In 2014, an average of 155 people in the United States died each day from injuries that include a TBI. Those who survive a TBI can face effects that last a few days, or the rest of their lives. Effects of TBI can include impairments related to thinking or memory, movement, sensation (e.g., vision or hearing), or emotional functioning (e.g., personality changes, depression). These issues not only affect individuals but also can have lasting effects on families and communities.
A concussion is a type of traumatic brain injury caused by a blow to the head or by a hit to the body that causes the head and brain to move rapidly back and forth. This sudden movement can cause the brain to bounce around or twist in the skull, creating chemical changes in the brain and sometimes stretching and damaging brain cells.

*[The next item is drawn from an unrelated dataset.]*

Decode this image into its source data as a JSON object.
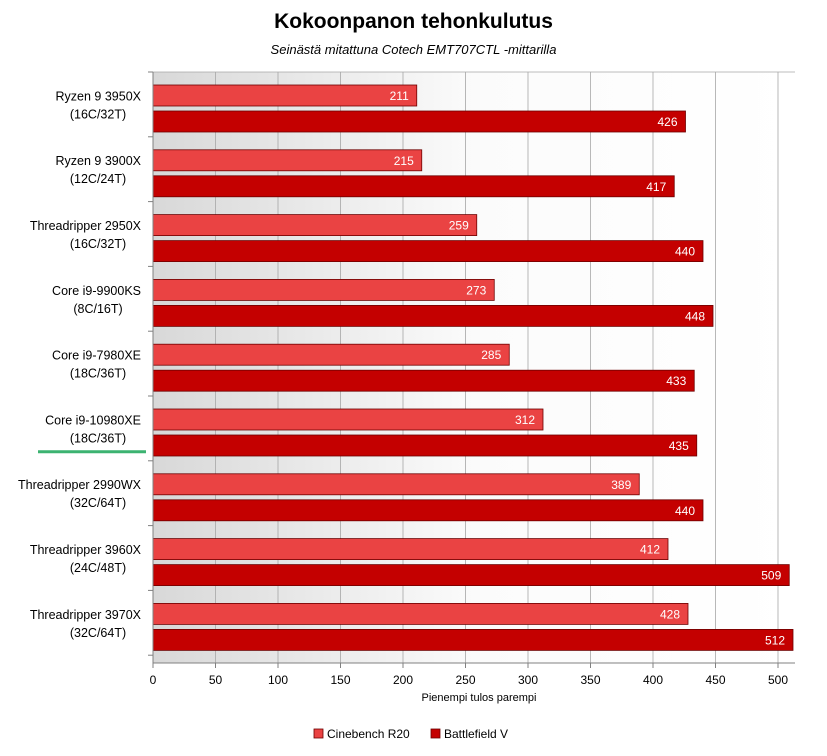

Cognitive impairments are a common consequence of TBI. Disruptions in acetylcholine neurotransmission after TBI contribute to many of the cognitive impairments reported and numerous studies show injury-related reduction in ACh turnover and release, and decreased expression of nicotinic ACh receptors. In addition, the hippocampus, a region in the brain that plays a key role in the formation of memories is highly vulnerable to TBI. The alpha-7 nicotinic acetylcholine receptor is highly active in this region and reduced function of the receptor is linked with cognitive impairment. Together, these observations have led to the study of AChEIs in the treatment of TBI. Galantamine, unlike other AChEIs, has been shown to improve function in the hippocampus, improve cognition, learning and memory in animal models of concussion. It is believed the dual mechanism of action of galantamine, acetylcholine esterase inhibition and enhancement of alpha-7 nicotinic receptor function, contributes to its therapeutic effect.
ALPHA-1062 intranasal delivery for treatment of TBI
ALPHA-1062 is being developed for the acute treatment of TBI. The intranasal route of delivery has unique benefits compared to oral administration that may result in greater effectiveness. Animal models studying the pharmacokinetics of intranasal ALPHA-1062 show a 10-fold increase in concentration of galantamine in the brain compared to oral administration of galantamine.
ALPHA-1062 has been studied in single and multiple dose studies in humans and has shown significantly reduced GI side-effects when compared to similar doses of galantamine. Phase 2 studies of ALPHA-1062 in patients with TBI are planned to be initiated in late 2021.